Geeks Are Cool Panel

When I wasn’t at panels, I was trying my hand at attending Kaffeeklatsch’s, a cocktail party, chatting in the bar or listening to romance writers read out their steamiest scenes for point scores. Trudi and I tried our hand at Regency dancing and I ‘won’ a tweeting prize at the Ditmar’s which I promptly forgot to collect (Whoops!). Margo Lanagan took out the big award for Sea Hearts and Russell Farr recieved The Chandler Award for his work with Ticerondoga Press.


Margo wins the big Ditmar award for her novel Sea Hearts

A most excellent twitter commentary of the awards can be found Here and was put together by Seanblogonaut. I especially enjoyed the comments about the size of Margo’s award cabinet. I also loved the novelty bubbles given out before the Ditmar’s, the raffle tickets, the lego and of course the cockblock clock. Every award ceremony should have one, Deb!

I ended up coming home with seven books including Midnight and Moonshine by Lisa Hannett and Angela Slatter, The Bride Price by Cat Sparks and Richard Harland’s new novel, Song of the Slums. I also came home several friends richer. What an experience!
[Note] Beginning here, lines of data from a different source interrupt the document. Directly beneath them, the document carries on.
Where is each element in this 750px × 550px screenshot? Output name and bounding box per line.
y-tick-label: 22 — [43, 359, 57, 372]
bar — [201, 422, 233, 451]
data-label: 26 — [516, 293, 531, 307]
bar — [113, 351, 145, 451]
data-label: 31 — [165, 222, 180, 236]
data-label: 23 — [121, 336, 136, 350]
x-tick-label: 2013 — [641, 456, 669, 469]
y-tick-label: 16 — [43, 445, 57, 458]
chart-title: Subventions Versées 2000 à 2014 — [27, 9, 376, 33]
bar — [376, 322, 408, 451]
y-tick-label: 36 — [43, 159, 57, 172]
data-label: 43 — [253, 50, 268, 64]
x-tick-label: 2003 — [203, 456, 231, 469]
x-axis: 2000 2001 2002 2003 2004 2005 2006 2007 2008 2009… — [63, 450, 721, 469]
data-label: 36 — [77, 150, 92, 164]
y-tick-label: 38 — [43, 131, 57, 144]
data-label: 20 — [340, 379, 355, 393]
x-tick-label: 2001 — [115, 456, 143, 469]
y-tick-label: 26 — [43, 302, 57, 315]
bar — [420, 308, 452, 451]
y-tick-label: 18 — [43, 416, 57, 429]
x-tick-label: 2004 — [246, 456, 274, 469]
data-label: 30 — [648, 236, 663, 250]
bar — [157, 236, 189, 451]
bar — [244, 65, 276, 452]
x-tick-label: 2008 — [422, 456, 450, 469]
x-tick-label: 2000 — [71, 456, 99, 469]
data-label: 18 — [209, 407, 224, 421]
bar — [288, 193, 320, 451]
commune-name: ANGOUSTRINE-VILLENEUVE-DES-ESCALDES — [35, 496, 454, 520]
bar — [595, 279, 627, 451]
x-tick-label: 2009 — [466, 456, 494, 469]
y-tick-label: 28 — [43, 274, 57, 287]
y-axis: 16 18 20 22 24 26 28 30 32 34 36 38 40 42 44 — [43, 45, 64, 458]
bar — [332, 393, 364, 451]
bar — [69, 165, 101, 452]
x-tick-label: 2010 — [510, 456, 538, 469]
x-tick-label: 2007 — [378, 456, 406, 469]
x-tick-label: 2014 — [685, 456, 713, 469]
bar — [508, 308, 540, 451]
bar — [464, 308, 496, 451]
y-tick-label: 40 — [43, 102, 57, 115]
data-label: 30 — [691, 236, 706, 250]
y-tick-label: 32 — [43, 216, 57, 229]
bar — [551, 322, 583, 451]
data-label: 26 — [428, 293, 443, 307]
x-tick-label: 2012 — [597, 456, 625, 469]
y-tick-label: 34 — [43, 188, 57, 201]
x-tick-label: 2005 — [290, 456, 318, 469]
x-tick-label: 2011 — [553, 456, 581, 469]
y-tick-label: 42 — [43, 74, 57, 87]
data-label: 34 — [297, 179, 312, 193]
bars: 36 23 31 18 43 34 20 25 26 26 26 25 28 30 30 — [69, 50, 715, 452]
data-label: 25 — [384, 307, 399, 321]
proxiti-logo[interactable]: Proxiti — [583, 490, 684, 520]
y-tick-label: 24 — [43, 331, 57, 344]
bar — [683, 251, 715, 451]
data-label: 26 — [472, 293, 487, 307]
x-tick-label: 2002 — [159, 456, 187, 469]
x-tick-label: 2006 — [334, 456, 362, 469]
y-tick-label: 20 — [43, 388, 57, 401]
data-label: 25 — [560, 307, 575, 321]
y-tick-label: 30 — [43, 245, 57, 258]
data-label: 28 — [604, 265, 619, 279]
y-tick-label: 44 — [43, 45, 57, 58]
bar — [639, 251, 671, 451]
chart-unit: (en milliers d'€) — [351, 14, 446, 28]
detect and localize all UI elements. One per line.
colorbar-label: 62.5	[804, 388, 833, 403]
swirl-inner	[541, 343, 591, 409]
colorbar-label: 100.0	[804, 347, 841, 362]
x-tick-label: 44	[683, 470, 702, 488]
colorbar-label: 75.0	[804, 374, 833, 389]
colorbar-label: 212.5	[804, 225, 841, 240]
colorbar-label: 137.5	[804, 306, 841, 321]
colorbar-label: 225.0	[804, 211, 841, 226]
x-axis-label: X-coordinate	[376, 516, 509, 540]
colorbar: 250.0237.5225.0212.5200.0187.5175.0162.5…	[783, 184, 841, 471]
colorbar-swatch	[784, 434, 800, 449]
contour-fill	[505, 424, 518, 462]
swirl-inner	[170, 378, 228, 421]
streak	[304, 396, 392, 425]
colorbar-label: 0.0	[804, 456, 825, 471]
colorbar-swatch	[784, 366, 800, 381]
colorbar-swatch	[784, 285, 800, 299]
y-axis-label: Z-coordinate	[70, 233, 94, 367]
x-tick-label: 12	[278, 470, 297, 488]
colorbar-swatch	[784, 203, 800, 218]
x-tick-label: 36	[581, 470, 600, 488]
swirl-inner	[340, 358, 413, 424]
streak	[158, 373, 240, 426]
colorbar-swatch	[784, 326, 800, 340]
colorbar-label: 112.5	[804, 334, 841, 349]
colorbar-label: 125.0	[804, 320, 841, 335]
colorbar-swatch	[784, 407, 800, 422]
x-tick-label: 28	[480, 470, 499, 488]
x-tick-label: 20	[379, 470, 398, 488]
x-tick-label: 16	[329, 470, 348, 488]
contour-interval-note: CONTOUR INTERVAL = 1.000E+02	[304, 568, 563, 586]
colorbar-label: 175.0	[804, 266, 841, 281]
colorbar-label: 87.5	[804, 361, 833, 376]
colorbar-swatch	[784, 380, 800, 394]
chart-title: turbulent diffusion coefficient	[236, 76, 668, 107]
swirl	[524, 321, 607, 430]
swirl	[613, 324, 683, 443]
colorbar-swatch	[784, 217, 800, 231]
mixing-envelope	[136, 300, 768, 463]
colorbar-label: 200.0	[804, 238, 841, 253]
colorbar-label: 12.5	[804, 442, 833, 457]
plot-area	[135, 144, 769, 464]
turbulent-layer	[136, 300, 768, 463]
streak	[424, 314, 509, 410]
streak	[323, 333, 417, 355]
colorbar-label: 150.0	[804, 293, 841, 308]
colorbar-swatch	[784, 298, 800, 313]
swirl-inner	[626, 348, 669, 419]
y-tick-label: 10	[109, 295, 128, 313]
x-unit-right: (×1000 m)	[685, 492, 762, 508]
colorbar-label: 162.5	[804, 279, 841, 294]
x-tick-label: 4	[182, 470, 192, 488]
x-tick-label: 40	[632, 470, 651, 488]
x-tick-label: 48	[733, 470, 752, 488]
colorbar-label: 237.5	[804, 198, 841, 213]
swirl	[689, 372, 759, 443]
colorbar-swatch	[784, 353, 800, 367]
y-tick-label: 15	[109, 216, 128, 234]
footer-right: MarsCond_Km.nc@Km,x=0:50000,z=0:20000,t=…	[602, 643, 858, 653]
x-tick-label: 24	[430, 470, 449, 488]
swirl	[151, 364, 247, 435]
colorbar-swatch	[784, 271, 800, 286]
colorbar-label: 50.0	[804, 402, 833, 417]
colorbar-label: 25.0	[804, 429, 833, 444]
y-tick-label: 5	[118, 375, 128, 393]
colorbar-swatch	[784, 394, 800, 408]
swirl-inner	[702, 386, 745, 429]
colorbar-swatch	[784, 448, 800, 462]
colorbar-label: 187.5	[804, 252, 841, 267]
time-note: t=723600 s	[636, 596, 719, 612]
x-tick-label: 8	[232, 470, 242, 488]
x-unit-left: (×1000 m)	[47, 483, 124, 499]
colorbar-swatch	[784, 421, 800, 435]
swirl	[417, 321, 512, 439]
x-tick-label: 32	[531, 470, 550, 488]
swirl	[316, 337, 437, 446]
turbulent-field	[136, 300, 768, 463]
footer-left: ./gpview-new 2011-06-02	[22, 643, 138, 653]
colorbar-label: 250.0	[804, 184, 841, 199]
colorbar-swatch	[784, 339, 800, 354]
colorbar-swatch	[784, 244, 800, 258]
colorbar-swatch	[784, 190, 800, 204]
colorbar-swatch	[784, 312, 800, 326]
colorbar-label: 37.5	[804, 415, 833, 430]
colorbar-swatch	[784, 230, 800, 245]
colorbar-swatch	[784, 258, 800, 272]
You can check out Cat Sparks more professional convention photos Here

Conflux was held at Rydge’s Hotel Canberra, April 25th- April 28th and was the 52nd Annual Australian National Science Fiction Convention. It was chaired by Donna Maree Hanson and Nicole Murphy.

0 thoughts on “Conflux9: Some notes”

  • Yes! Every award ceremony should have a cockblock clock. 🙂 LOL. Thanks for the mention.

    I’m afraid we might’ve eaten the unclaimed tweet prizes at the bar, after…!

    • Honestly- they all go on forever otherwise. I have a university awards night next week and I can guarantee you now that certain university dignitaries would benefit from one 😉 Just read your blog post and now I want to know what happened at the 2006 awards!

      No- A kind lady found me in the bar and presented me with my box of lollies! I am kind of amazed she knew who I was and how to find me- dedication to the twitter prize cause! In fact, my brother is eating a lollipop from it as I type.

      • Oh, brilliant! I’d written your Twitter name down, so someone must’ve worked out what my scribble said & found you. 🙂

        2006: The Speech in Real Time – that is still going on in an alternate universe. It was a long, long, desperately dull night. I can’t remember which poor host was lumped with ’em, though. I hope I haven’t upset them (or re-opened a wound…)

        • Still- putting a twitter name to an actual person is a pretty good achievement considering I was a new con’er and all. I was impressed 🙂

          I have my suspicions about the perpetrator of that speech 😉 – happens when people are excited and nervous. I am one of those people who can’t say anything at all because of nerves. It goes either way.